To work with smaller bits of XML text, especially string literals that might be embedded in the source of a program, use XML() and the string containing the XML to be parsed as the only argument.

In [12]:
from xml.etree.ElementTree import XML


def show_node(node):
    print(node.tag)
    if node.text is not None and node.text.strip():
        print('  text: "%s"' % node.text)
    if node.tail is not None and node.tail.strip():
        print('  tail: "%s"' % node.tail)
    for name, value in sorted(node.attrib.items()):
        print('  %-4s = "%s"' % (name, value))
    for child in node:
        show_node(child)


parsed = XML('''
<root>
  <group>
    <child id="a">This is child "a".</child>
    <child id="b">This is child "b".</child>
  </group>
  <group>
    <child id="c">This is child "c".</child>
  </group>
</root>
''')

print('parsed =', parsed)

for elem in parsed:
    show_node(elem)

parsed = <Element 'root' at 0x7f1ac8fec138>
group
child
  text: "This is child "a"."
  id   = "a"
child
  text: "This is child "b"."
  id   = "b"
group
child
  text: "This is child "c"."
  id   = "c"


For structured XML that uses the id attribute to identify unique nodes of interest, XMLID() is a convenient way to access the parse results.

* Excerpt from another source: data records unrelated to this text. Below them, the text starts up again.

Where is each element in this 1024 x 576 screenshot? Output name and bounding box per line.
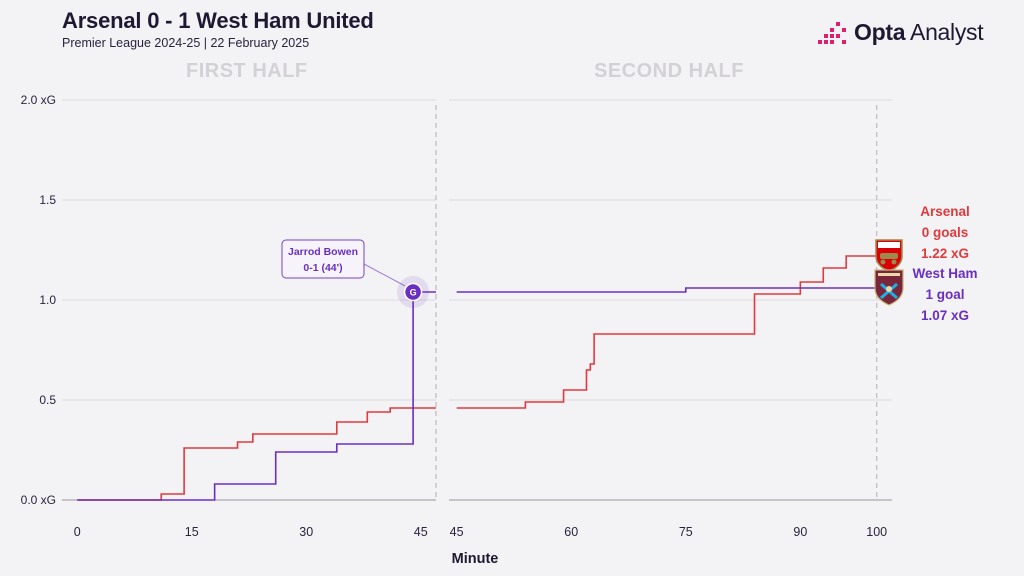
annotation-box xyxy=(281,239,365,279)
y-tick-label: 0.5 xyxy=(39,393,56,407)
goal-marker-label: G xyxy=(410,288,417,298)
annotation-score: 0-1 (44') xyxy=(303,262,342,274)
west-ham-xg-line-second-half xyxy=(456,287,877,293)
grid-lines xyxy=(62,99,892,501)
x-tick-label: 45 xyxy=(450,525,464,539)
arsenal-summary: Arsenal 0 goals 1.22 xG xyxy=(900,201,990,264)
annotation-leader-line xyxy=(363,263,406,287)
x-tick-label: 90 xyxy=(793,525,807,539)
y-axis-ticks: 0.0 xG 0.5 1.0 1.5 2.0 xG xyxy=(21,93,57,507)
west-ham-goals: 1 goal xyxy=(925,287,965,302)
west-ham-xg-line-first-half xyxy=(77,291,436,501)
opta-analyst-logo: Opta Analyst xyxy=(818,18,984,46)
x-axis-ticks: 0 15 30 45 45 60 75 90 100 xyxy=(74,525,887,539)
y-tick-label: 2.0 xG xyxy=(21,93,56,107)
arsenal-xg-line-first-half xyxy=(77,407,436,501)
x-tick-label: 60 xyxy=(564,525,578,539)
x-tick-label: 15 xyxy=(185,525,199,539)
x-tick-label: 0 xyxy=(74,525,81,539)
x-tick-label: 100 xyxy=(866,525,887,539)
west-ham-crest-icon xyxy=(874,269,904,306)
first-half-label: FIRST HALF xyxy=(186,60,308,82)
arsenal-xg: 1.22 xG xyxy=(920,246,970,261)
opta-logo-icon xyxy=(818,22,846,44)
west-ham-xg: 1.07 xG xyxy=(920,308,970,323)
x-axis-label: Minute xyxy=(452,551,499,567)
goal-marker xyxy=(403,282,423,302)
y-tick-label: 1.5 xyxy=(39,193,56,207)
second-half-label: SECOND HALF xyxy=(594,60,744,82)
brand-name-bold: Opta xyxy=(854,18,906,45)
x-tick-label: 45 xyxy=(414,525,428,539)
x-tick-label: 30 xyxy=(299,525,313,539)
brand-name-light: Analyst xyxy=(905,18,984,45)
annotation-player: Jarrod Bowen xyxy=(288,246,358,258)
y-tick-label: 0.0 xG xyxy=(21,493,56,507)
arsenal-xg-line-second-half xyxy=(456,255,877,409)
arsenal-crest-icon xyxy=(875,239,903,272)
west-ham-summary: West Ham 1 goal 1.07 xG xyxy=(900,263,990,326)
series-lines xyxy=(77,255,877,501)
arsenal-goals: 0 goals xyxy=(921,225,969,240)
x-tick-label: 75 xyxy=(679,525,693,539)
arsenal-name: Arsenal xyxy=(920,204,970,219)
chart-title: Arsenal 0 - 1 West Ham United xyxy=(62,8,374,33)
y-tick-label: 1.0 xyxy=(39,293,56,307)
west-ham-name: West Ham xyxy=(912,266,978,281)
goal-annotation: G Jarrod Bowen 0-1 (44') xyxy=(281,239,430,308)
chart-subtitle: Premier League 2024-25 | 22 February 202… xyxy=(62,36,310,50)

XMLID() returns the parsed tree as an Element object, along with a dictionary mapping the id attribute strings to the individual nodes in the tree.




In [13]:

from xml.etree.ElementTree import XMLID

tree, id_map = XMLID('''
<root>
  <group>
    <child id="a">This is child "a".</child>
    <child id="b">This is child "b".</child>
  </group>
  <group>
    <child id="c">This is child "c".</child>
  </group>
</root>
''')

for key, value in sorted(id_map.items()):
    print('%s = %s' % (key, value))

a = <Element 'child' at 0x7f1ac8fdfc78>
b = <Element 'child' at 0x7f1ac8fdfae8>
c = <Element 'child' at 0x7f1ac8fdfbd8>